There are access/reciprocals lists and there are also third-party platforms that members can join to share access.


Yes, I would prefer the model of the UK and Australia. Where a well-timed phone call and the offer of paying for lunch can get you a guest spot.


All that being said it its more knowing how to write a letter and having a reason to be there in North America.


Now this is not a thread purely on access but what ownership models allow.


From my experience of only having a month on an ultra-private build that has stalled. Was that they were much more concerned with the look and how it would rank than the pure quality of the golf. That being said there are things on that golf course that would get people killed at public facilities with 8-minute tee times. I think the greens at the end of the day have to fit the site.
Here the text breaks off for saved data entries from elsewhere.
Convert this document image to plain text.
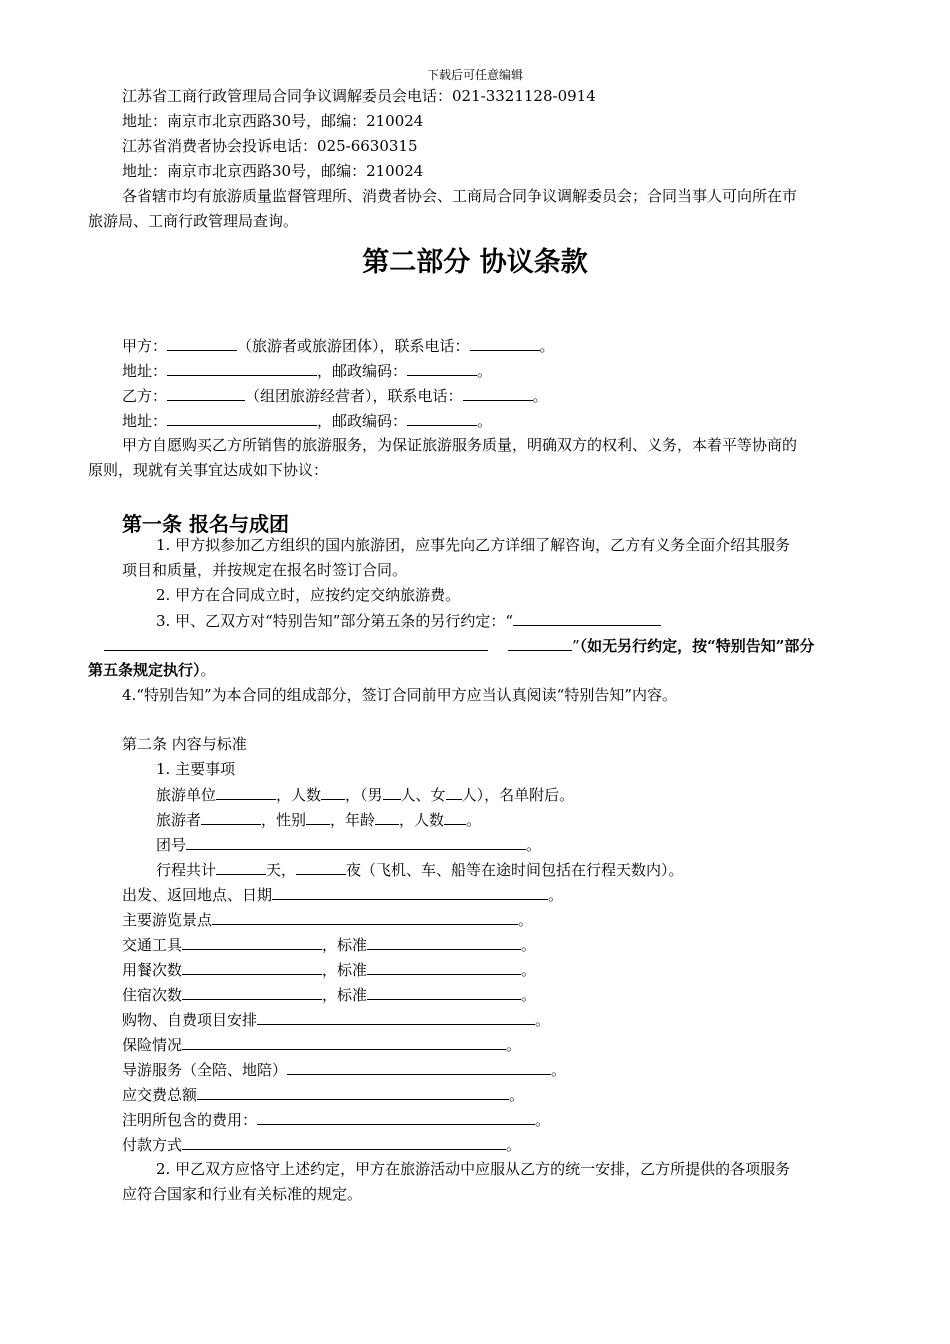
下载后可任意编辑
江苏省工商行政管理局合同争议调解委员会电话：021-3321128-0914
地址：南京市北京西路30号，邮编：210024
江苏省消费者协会投诉电话：025-6630315
地址：南京市北京西路30号，邮编：210024
各省辖市均有旅游质量监督管理所、消费者协会、工商局合同争议调解委员会；合同当事人可向所在市
旅游局、工商行政管理局查询。
第二部分 协议条款
甲方：	（旅游者或旅游团体），联系电话：	。
地址：	，邮政编码：	。
乙方：	（组团旅游经营者），联系电话：	。
地址：	，邮政编码：	。
甲方自愿购买乙方所销售的旅游服务，为保证旅游服务质量，明确双方的权利、义务，本着平等协商的
原则，现就有关事宜达成如下协议：
第一条 报名与成团
1. 甲方拟参加乙方组织的国内旅游团，应事先向乙方详细了解咨询，乙方有义务全面介绍其服务
项目和质量，并按规定在报名时签订合同。
2. 甲方在合同成立时，应按约定交纳旅游费。
3. 甲、乙双方对“特别告知”部分第五条的另行约定：“
”（如无另行约定，按“特别告知”部分
第五条规定执行）。
4.“特别告知”为本合同的组成部分，签订合同前甲方应当认真阅读“特别告知”内容。
第二条 内容与标准
1. 主要事项
旅游单位	，人数 ，（男 人、女 人），名单附后。
旅游者	，性别 ，年龄 ，人数 。
团号	。
行程共计	天，	夜（飞机、车、船等在途时间包括在行程天数内）。
出发、返回地点、日期	。
主要游览景点	。
交通工具	，标准	。
用餐次数	，标准	。
住宿次数	，标准	。
购物、自费项目安排	。
保险情况	。
导游服务（全陪、地陪）	。
应交费总额	。
注明所包含的费用：	。
付款方式	。
2. 甲乙双方应恪守上述约定，甲方在旅游活动中应服从乙方的统一安排，乙方所提供的各项服务
应符合国家和行业有关标准的规定。
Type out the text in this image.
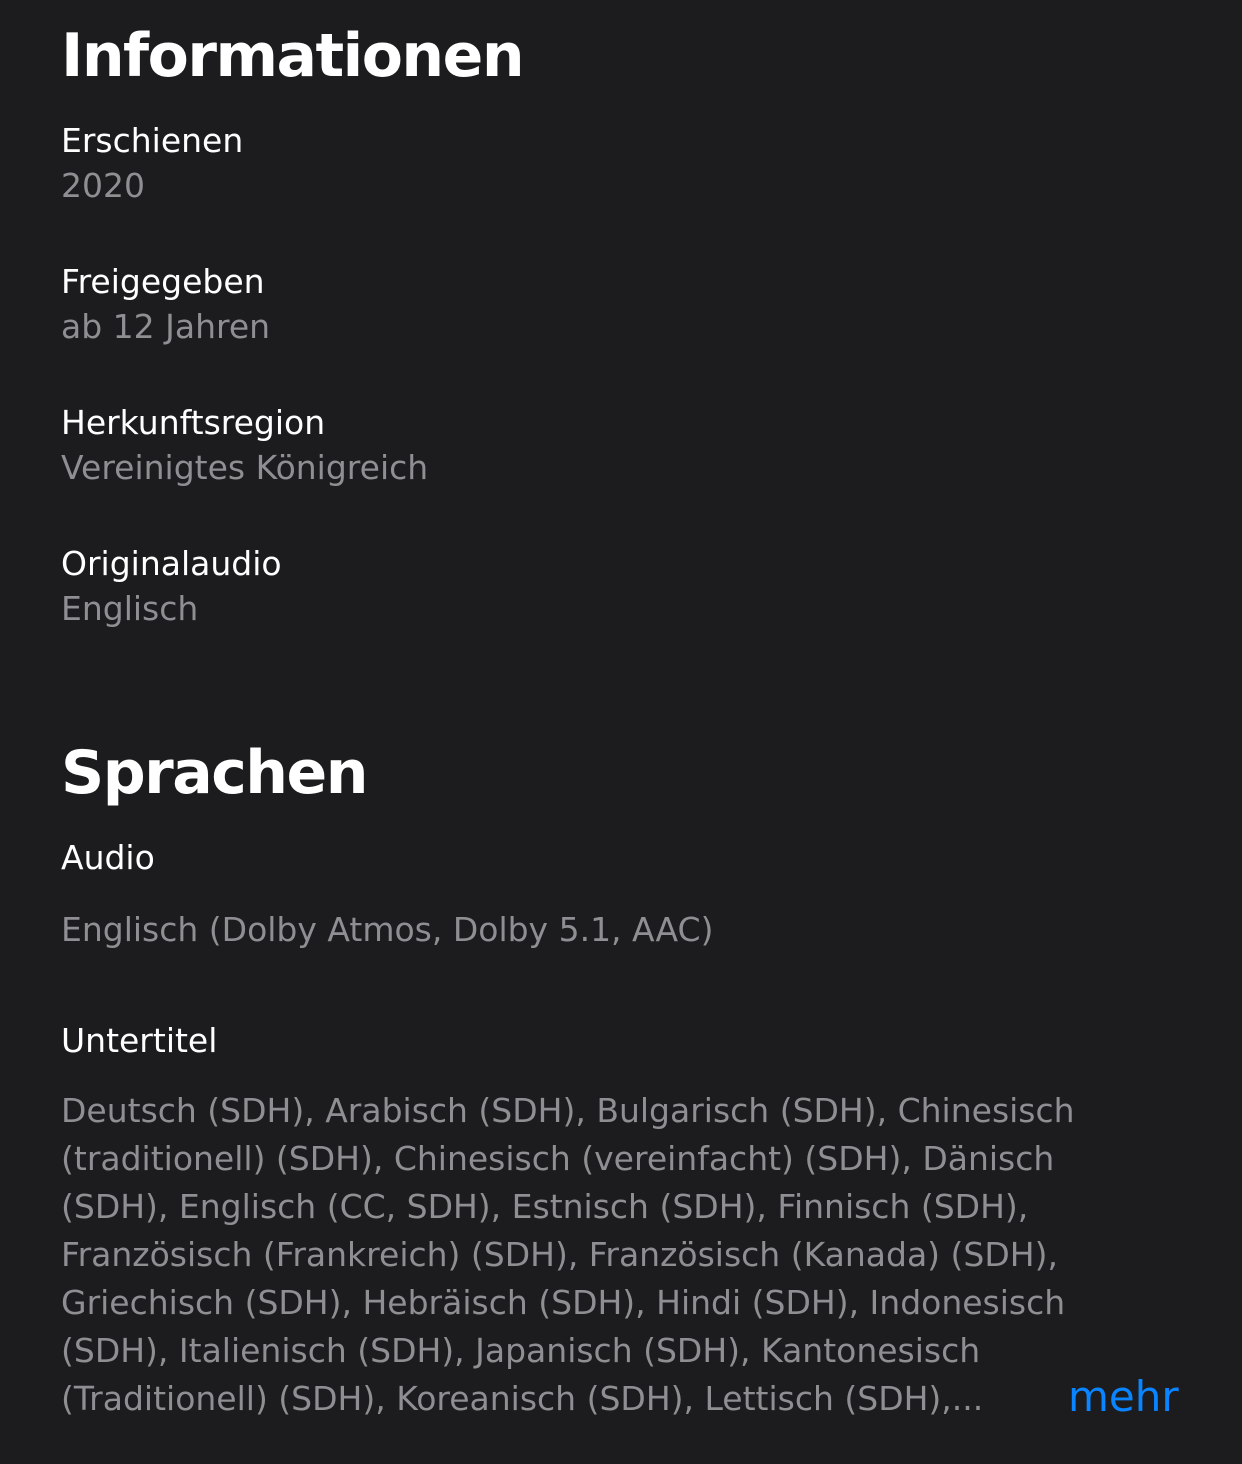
Informationen
Erschienen
2020
Freigegeben
ab 12 Jahren
Herkunftsregion
Vereinigtes Königreich
Originalaudio
Englisch
Sprachen
Audio
Englisch (Dolby Atmos, Dolby 5.1, AAC)
Untertitel
Deutsch (SDH), Arabisch (SDH), Bulgarisch (SDH), Chinesisch
(traditionell) (SDH), Chinesisch (vereinfacht) (SDH), Dänisch
(SDH), Englisch (CC, SDH), Estnisch (SDH), Finnisch (SDH),
Französisch (Frankreich) (SDH), Französisch (Kanada) (SDH),
Griechisch (SDH), Hebräisch (SDH), Hindi (SDH), Indonesisch
(SDH), Italienisch (SDH), Japanisch (SDH), Kantonesisch
(Traditionell) (SDH), Koreanisch (SDH), Lettisch (SDH),...	mehr
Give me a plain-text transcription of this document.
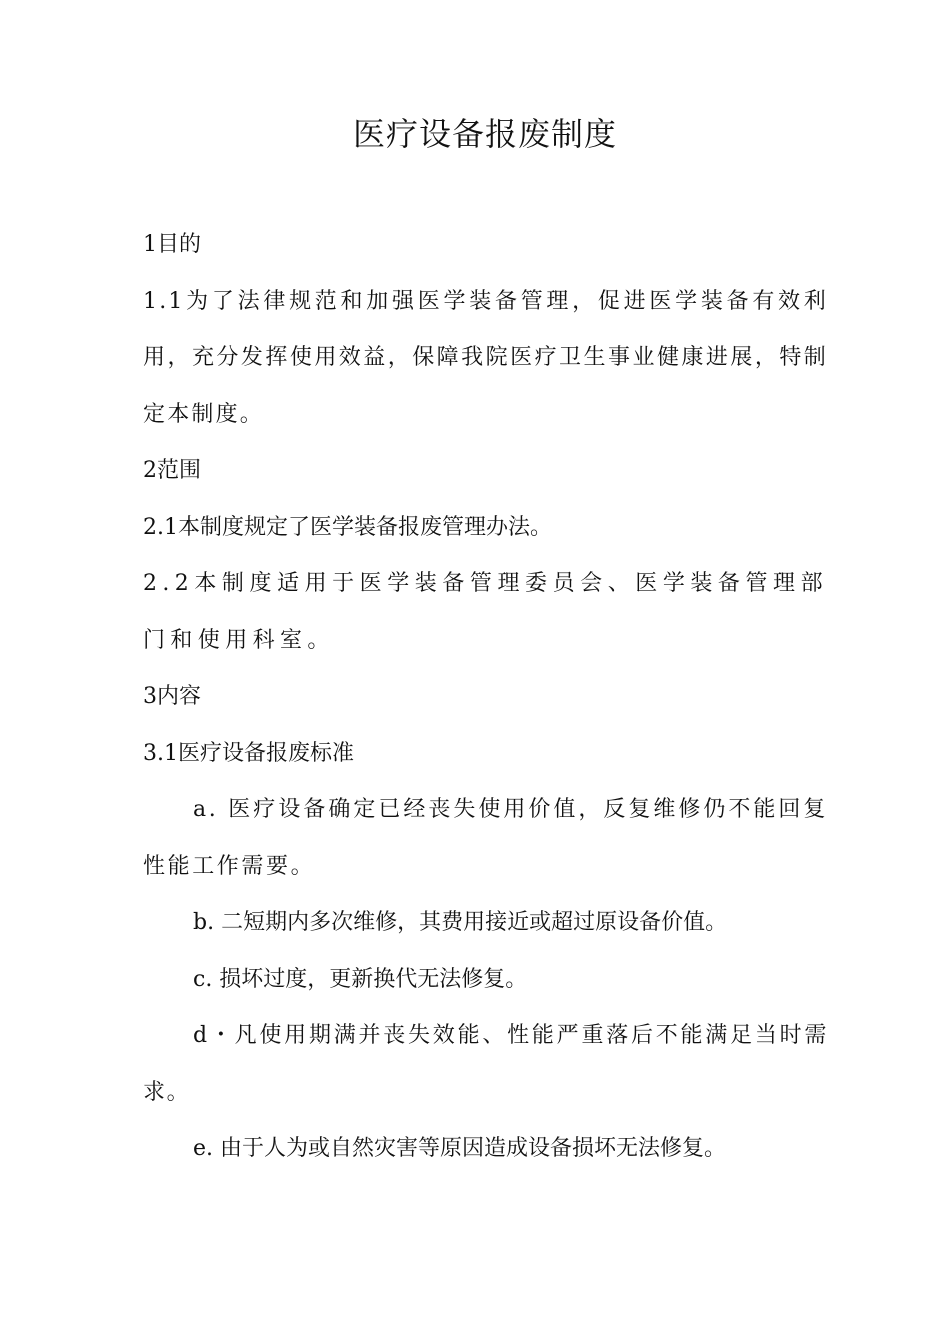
医疗设备报废制度

1目的

1.1为了法律规范和加强医学装备管理，促进医学装备有效利用，充分发挥使用效益，保障我院医疗卫生事业健康进展，特制定本制度。

2范围

2.1本制度规定了医学装备报废管理办法。

2.2本制度适用于医学装备管理委员会、医学装备管理部门和使用科室。

3内容

3.1医疗设备报废标准

a. 医疗设备确定已经丧失使用价值，反复维修仍不能回复性能工作需要。

b. 二短期内多次维修，其费用接近或超过原设备价值。

c. 损坏过度，更新换代无法修复。

d・凡使用期满并丧失效能、性能严重落后不能满足当时需求。

e. 由于人为或自然灾害等原因造成设备损坏无法修复。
All this being said the most on-edge greens, I have played were at a little 9-hole in southeastern Tennessee and they seem to do a great job at turning what to me was a miss into a selling point. As, when greens get that severe you lose the variety in the putting surface as you will inevitably end up with limited pin positions.
@benmalach on Instagram and Twitter

Tom_Doak

  • Karma: +3/-1
Re: Exclusivity & The Freedom Associated With Intent
« Reply #15 on: February 23, 2024, 12:22:39 AM »
Tom,

Are you saying that there no longer is room in the market for a Strantz or an Engh?



I wasn’t trying to say that, but to your point, how busy is Jim Engh these days?